El caso extremo de las desigualdades educativas de México -el de la población indígena- es tratado por Sylvia Schmelkes (La educación y los pueblos indígenas en México: un ejemplo de fracaso de política). El texto prueba fehacientemente el título: la educación de las niñas y niños indígenas plantea enormes dificultades que los sucesivos gobiernos han sido incapaces de superar. A este tema regresaré en mi próximo artículo dada la actualidad que le confiere el conflicto chiapaneco y el establecimiento la semana pasada de una Coordinación General de Educación Intercultural y Bilingüe.

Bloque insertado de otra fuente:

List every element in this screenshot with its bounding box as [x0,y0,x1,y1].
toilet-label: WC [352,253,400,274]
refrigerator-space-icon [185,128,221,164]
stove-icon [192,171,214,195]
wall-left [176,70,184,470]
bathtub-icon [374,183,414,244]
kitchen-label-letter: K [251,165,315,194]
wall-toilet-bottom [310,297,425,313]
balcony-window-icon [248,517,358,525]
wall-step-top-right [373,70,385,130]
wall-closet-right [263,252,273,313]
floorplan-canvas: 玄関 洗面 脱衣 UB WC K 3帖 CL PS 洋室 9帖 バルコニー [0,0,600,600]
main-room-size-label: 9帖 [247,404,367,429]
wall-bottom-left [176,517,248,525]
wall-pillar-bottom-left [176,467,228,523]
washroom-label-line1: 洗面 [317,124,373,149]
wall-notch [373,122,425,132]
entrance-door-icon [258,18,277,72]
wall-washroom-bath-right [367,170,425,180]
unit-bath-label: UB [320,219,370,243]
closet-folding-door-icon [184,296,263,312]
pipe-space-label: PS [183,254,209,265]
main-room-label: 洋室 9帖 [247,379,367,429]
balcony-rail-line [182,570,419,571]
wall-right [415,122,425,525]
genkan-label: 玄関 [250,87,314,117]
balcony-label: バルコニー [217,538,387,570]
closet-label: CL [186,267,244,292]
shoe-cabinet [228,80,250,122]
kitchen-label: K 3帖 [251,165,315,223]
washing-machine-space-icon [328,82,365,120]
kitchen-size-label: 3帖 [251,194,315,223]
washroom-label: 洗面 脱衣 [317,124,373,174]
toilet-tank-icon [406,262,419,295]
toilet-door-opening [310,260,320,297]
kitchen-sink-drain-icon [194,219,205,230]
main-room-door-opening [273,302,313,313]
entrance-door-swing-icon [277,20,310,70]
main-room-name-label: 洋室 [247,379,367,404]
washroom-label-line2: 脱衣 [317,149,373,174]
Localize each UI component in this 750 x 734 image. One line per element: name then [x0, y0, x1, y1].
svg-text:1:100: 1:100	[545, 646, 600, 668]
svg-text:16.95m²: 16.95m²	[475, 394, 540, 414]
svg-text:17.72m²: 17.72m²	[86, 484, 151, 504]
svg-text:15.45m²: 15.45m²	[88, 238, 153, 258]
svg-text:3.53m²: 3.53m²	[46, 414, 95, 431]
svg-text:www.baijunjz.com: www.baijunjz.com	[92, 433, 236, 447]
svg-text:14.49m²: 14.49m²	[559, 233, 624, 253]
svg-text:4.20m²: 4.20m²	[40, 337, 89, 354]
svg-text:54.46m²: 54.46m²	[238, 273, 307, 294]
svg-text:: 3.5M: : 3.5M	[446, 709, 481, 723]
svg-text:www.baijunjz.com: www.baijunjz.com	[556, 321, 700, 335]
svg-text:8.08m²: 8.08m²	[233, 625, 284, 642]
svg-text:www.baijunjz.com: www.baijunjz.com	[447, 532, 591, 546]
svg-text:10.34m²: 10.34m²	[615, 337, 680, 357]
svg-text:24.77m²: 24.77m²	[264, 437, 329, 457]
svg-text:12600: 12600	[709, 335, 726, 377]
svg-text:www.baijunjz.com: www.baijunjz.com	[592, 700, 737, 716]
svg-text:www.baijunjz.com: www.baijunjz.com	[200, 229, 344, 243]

Las experiencias de México comentadas en este libro (que son sólo ejemplos de las muchas aportaciones de la investigación educativa del país sobre este tema) deben ser analizadas e interpretadas desde las perspectivas teóricas y comparativas de otros capítulos, principalmente los elaborados por el editor, Fernando Reimers. En materia de equidad educativa hay muchas cosas que no sabemos: si los modelos de escuela y de intervención pedagógica destinados a los alumnos pobres deben ser iguales a los del sistema regular o alternativos; con qué intensidad se deba actuar sobre las condiciones de la demanda (ambiente familiar, nutrición, etc.) o sobre los insumos de la oferta; cómo lograr que el impacto sobre el acceso y la permanencia del alumno en la escuela se traduzca en un mejor aprendizaje; o si las medidas compensatorias tendrán efectos duraderos una vez que el programa haya terminado.

No obstante todas estas ignorancias, las muchas experiencias de México y de otros países en esta materia ofrecen ayudas invaluables para que la SEP enfrente exitosamente el reto de formular las políticas de equidad que requiere la educación nacional.